Ein entsprechender Satz könnte lauten: Trotz einer Verwarnung durch die Schiedsrichterin ging Leonie weiter mit großem Elan in die Zweikämpfe. Wie die Suchsprache AQL (‚ANNIS Query Language‘) benutzt wird, ist in den Hilfeseiten beschrieben, die in ANNIS integriert sind. Einführende Hinweise für den Start finden sich auch auf der Homepage zu diesem Buch (unter www.narr-studienbuecher.de), wo auch die URL einer öffentlich nutzbaren ANNIS-Installation angegeben ist, mit der das Potsdamer Kommentarkorpus bearbeitet werden kann.
1.3 Das Potsdamer Kommentarkorpus
In der Entstehungszeit von ANNIS wurde auch das ‚Potsdamer Kommentarkorpus‘ (PCC) als exemplarisches Korpus für die Mehrebenen-Annotation entwickelt (Stede, 2004). Es besteht aus 174 Texten aus der Märkischen Allgemeinen Zeitung (MAZ), die ursprünglich auf den Ebenen Satzsyntax, nomnale Koreferenz und Rhetorische Struktur annotiert wurden. In der aktuellen Version PCC 2.01 (Stede u. Neumann, 2014) sind Konnektoren und ihre Argumente hinzugekommen. Die der Annotation zugrunde liegenden Richtlinien sind in dem online frei zugänglichen Band (Stede, 2016a) zusammengefasst. Alle Texte stammen von den Kommentarseiten der MAZ aus den frühen 00er Jahren und sind etwa 12–14 Sätze lang. Das PCC ist in ANNIS3 online verfügbar und kann für Korpusabfragen zu den meisten der in Teil II des Buches diskutierten Annotationsebenen verwendet werden. Eine ausführlichere Darstellung der Hintergründe des Korpus und der zugrunde liegenden Design-Entscheidungen beim PCC findet sich in (Stede, 2016b).

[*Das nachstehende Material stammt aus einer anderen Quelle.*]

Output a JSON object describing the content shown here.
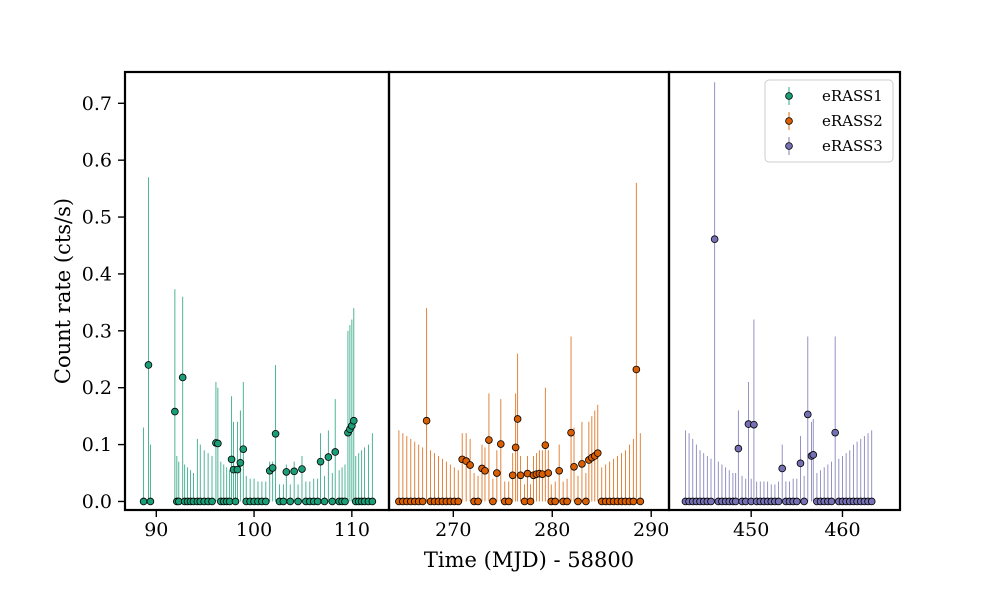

1.4 Übersicht über das Buch
Der Teil I ‚Einführung und Grundbegriffe‘ wird im folgenden Kapitel mit einer Diskussion der Schlüsselbegriffe Kohäsion und Kohärenz fortgesetzt, die üblicherweise als die zentralen Merkmale der Textualität verstanden werden. Anschließend stellen wir Konzeptionen zu den miteinander verwandten Begriffen Textfunktion, Textsorte und Texttyp vor und betonen hier auch die wichtige Rolle von Korpora für den Erkenntnisgewinn (Kap. 3).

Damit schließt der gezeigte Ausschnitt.